Spotlight on Lablet Research #35 - Uncertainty in Security Analysis

Spotlight on Lablet Research #35 -

Uncertainty in Security Analysis

 

Lablet: University of Illinois at Urbana-Champaign

The goal of this project is to develop a mathematical basis for describing and analyzing the ability of an adversary to laterally traverse networks in the presence of uncertainty about connections and uncertainty about exploitable vulnerabilities. This basis will be used to develop algorithms for quantified risk analysis of cyber-physical systems.

Cyber-security vulnerabilities in Cyber-Physical Systems (CPS) allow an adversary to remotely reach and damage physical infrastructure. Following the initial point of entry, the adversary may move laterally through the computer network using connections that are allowed by the access control but which give access to services with exploitable vulnerabilities.
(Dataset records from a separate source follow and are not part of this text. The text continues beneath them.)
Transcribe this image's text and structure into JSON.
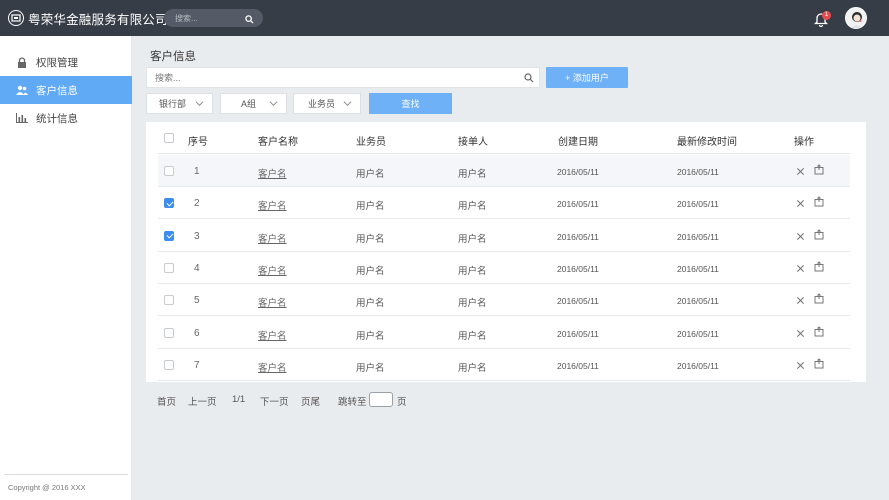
{
  "app": {
    "title": "粤荣华金融服务有限公司"
  },
  "topbar": {
    "search_placeholder": "搜索...",
    "notification_count": "1"
  },
  "sidebar": {
    "items": [
      {
        "label": "权限管理",
        "icon": "lock-icon",
        "active": false
      },
      {
        "label": "客户信息",
        "icon": "users-icon",
        "active": true
      },
      {
        "label": "统计信息",
        "icon": "bar-chart-icon",
        "active": false
      }
    ],
    "copyright": "Copyright @ 2016 XXX"
  },
  "main": {
    "title": "客户信息",
    "search_placeholder": "搜索...",
    "add_button": "+ 添加用户",
    "filters": [
      "银行部",
      "A组",
      "业务员"
    ],
    "find_button": "查找"
  },
  "table": {
    "headers": [
      "序号",
      "客户名称",
      "业务员",
      "接单人",
      "创建日期",
      "最新修改时间",
      "操作"
    ],
    "rows": [
      {
        "checked": false,
        "no": "1",
        "name": "客户名",
        "sales": "用户名",
        "taker": "用户名",
        "created": "2016/05/11",
        "modified": "2016/05/11"
      },
      {
        "checked": true,
        "no": "2",
        "name": "客户名",
        "sales": "用户名",
        "taker": "用户名",
        "created": "2016/05/11",
        "modified": "2016/05/11"
      },
      {
        "checked": true,
        "no": "3",
        "name": "客户名",
        "sales": "用户名",
        "taker": "用户名",
        "created": "2016/05/11",
        "modified": "2016/05/11"
      },
      {
        "checked": false,
        "no": "4",
        "name": "客户名",
        "sales": "用户名",
        "taker": "用户名",
        "created": "2016/05/11",
        "modified": "2016/05/11"
      },
      {
        "checked": false,
        "no": "5",
        "name": "客户名",
        "sales": "用户名",
        "taker": "用户名",
        "created": "2016/05/11",
        "modified": "2016/05/11"
      },
      {
        "checked": false,
        "no": "6",
        "name": "客户名",
        "sales": "用户名",
        "taker": "用户名",
        "created": "2016/05/11",
        "modified": "2016/05/11"
      },
      {
        "checked": false,
        "no": "7",
        "name": "客户名",
        "sales": "用户名",
        "taker": "用户名",
        "created": "2016/05/11",
        "modified": "2016/05/11"
      }
    ]
  },
  "pagination": {
    "first": "首页",
    "prev": "上一页",
    "current": "1/1",
    "next": "下一页",
    "last": "页尾",
    "jump_label": "跳转至",
    "page_suffix": "页"
  },
  "colors": {
    "topbar": "#373d47",
    "accent": "#5fa9f5",
    "button": "#6fb1f6",
    "badge": "#ea4b4b",
    "checkbox": "#3d8cef"
  }
}
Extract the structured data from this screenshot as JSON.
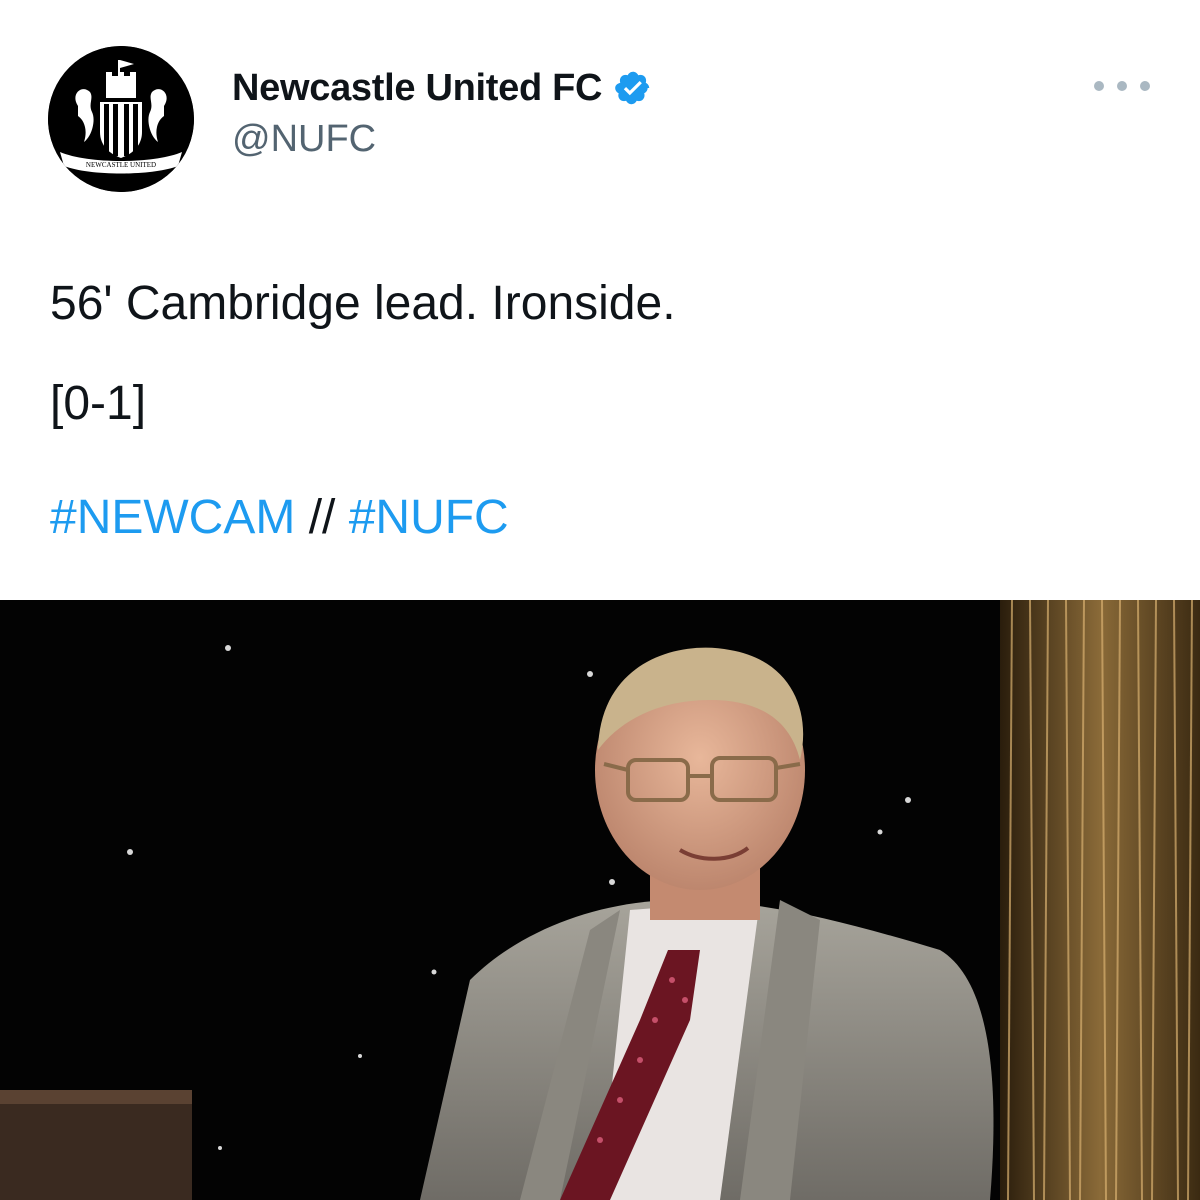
{
  "tweet": {
    "author": {
      "display_name": "Newcastle United FC",
      "handle": "@NUFC",
      "verified": true,
      "avatar_icon": "newcastle-united-crest-icon",
      "avatar_crest_text": "NEWCASTLE UNITED"
    },
    "more_icon": "more-horizontal-icon",
    "text": {
      "line1": "56' Cambridge lead. Ironside.",
      "line2": "[0-1]",
      "hashtag1": "#NEWCAM",
      "separator": "//",
      "hashtag2": "#NUFC"
    },
    "media": {
      "kind": "photo",
      "subject": "man-in-grey-suit-and-red-tie-photo"
    }
  },
  "colors": {
    "text_primary": "#0f1419",
    "text_secondary": "#536471",
    "link": "#1d9bf0",
    "verified": "#1d9bf0",
    "media_background": "#030303"
  }
}
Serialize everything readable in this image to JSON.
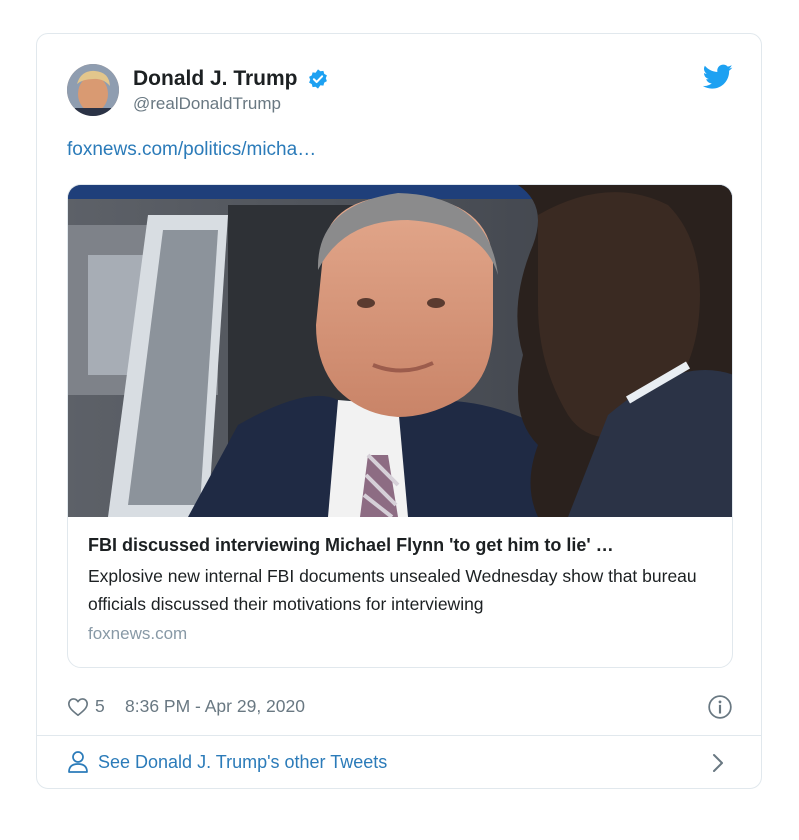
{
  "tweet": {
    "display_name": "Donald J. Trump",
    "handle": "@realDonaldTrump",
    "verified": true,
    "link_text": "foxnews.com/politics/micha…",
    "card": {
      "title": "FBI discussed interviewing Michael Flynn 'to get him to lie' …",
      "description": "Explosive new internal FBI documents unsealed Wednesday show that bureau officials discussed their motivations for interviewing",
      "domain": "foxnews.com"
    },
    "likes": "5",
    "timestamp": "8:36 PM - Apr 29, 2020"
  },
  "footer": {
    "other_tweets_label": "See Donald J. Trump's other Tweets"
  },
  "colors": {
    "link": "#2b7bb9",
    "verified": "#1da1f2",
    "muted": "#697882",
    "border": "#e1e8ed"
  },
  "icons": [
    "verified-badge-icon",
    "twitter-bird-icon",
    "heart-icon",
    "info-icon",
    "person-icon",
    "chevron-right-icon"
  ]
}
Using lateral movement, the adversary may eventually have control of monitors and actuators in the CPS, corrupt data being reported and/or issue malicious control commands, the consequences of which may inflict significant damage. Analyses of the risk of such attacks are known, under the assumption that all vulnerabilities and all connections in the cyber-system are known perfectly. They aren't. The research team, led by Principal Investigator David Nicol, is interested in developing the mathematical basis for describing the ability of the adversary to reach critical components in the CPS and to inflict significant damage in the presence of uncertainty with respect to the connections and the vulnerabilities which enable lateral movement.
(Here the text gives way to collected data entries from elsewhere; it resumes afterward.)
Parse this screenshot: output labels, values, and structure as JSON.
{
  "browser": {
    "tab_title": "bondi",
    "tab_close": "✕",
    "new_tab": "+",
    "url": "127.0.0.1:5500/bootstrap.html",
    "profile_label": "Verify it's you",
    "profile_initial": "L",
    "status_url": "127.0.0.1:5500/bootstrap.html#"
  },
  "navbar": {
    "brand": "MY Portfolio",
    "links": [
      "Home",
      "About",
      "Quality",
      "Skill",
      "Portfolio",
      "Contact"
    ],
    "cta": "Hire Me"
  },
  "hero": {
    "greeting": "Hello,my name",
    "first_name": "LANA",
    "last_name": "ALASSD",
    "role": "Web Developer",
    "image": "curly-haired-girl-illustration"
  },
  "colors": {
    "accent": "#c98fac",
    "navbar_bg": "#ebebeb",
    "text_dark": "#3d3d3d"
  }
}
Edges derived from topological analysis may be thought to have "exploitation probabilities," which quantify with a single probability the possibility of the adversary traversing that edge in a lateral movement. An edge probability models the uncertainty of an adversary on one host A being able to connect to another host B and exploit a vulnerability there, enabling the adversary to launch further attacks from B. In this study, researchers introduced the attack loss, a function that quantifies the loss to the system given the event of an adversary reaching a specific set of hosts. As the ability of an adversary to reach a set of hosts is uncertain and as the team models uncertainty using probability, the overall loss caused by an attack is represented by an attack loss distribution. While previous analysis focused on computing reachability, i.e., the probability that a pathway exists between a specifically chosen source and destination host, the current analysis focuses on techniques for quantifying the attack loss distribution. In particular, the right tail of the distribution contains the "worst-case scenarios" where the attack inflicts the largest number of losses. Understanding high-impact security events and their probabilities allows businesses to make risk-informed defense decisions on whether to reduce the risk, e.g., by investing in network hardening solutions, or to transfer the residual risk, usually by purchasing some form of cyber-insurance.

This research focuses on understanding the network security risk and the uncertainty associated with the estimate when the security properties of the network components are not exactly known. In a previous study, researchers used Bernoulli random variables to model the existence of a link between two immediate hosts in the network, which indicates the possibility of a lateral movement. The current investigation generalized this model by modeling the uncertainty in the link existence using Beta distribution, a more versatile class of distributions that takes one of many different shapes depending on its two parameters. Computing the existence of a pathway between two specifically chosen hosts (i.e., reachability analysis) in the generalized model reduces to identifying the reachability distribution, in the form of a multivariate reliability polynomial of Betas. This is a hard problem. However, the initial results highly suggest that in many cases, the reliability distribution can be well-approximated by another beta distribution. This observation aligns with several results from previous studies regarding approximating Betas. The researchers' finding, however, applies to a much more general setup. The implication of this result is that under conditions in which the approximation is sufficiently good, the computational cost of reachability analysis can be significantly reduced.

Time is considered as an additional dimension of network security analysis. The researchers' goal is to capture and incorporate network changes into the existing framework so that analyses can be performed in an accurate and timely fashion. The current effort focuses on understanding changes associated with an ongoing attack, including the uncertainty about the current and future states of the attack and its implication on incident detection and response.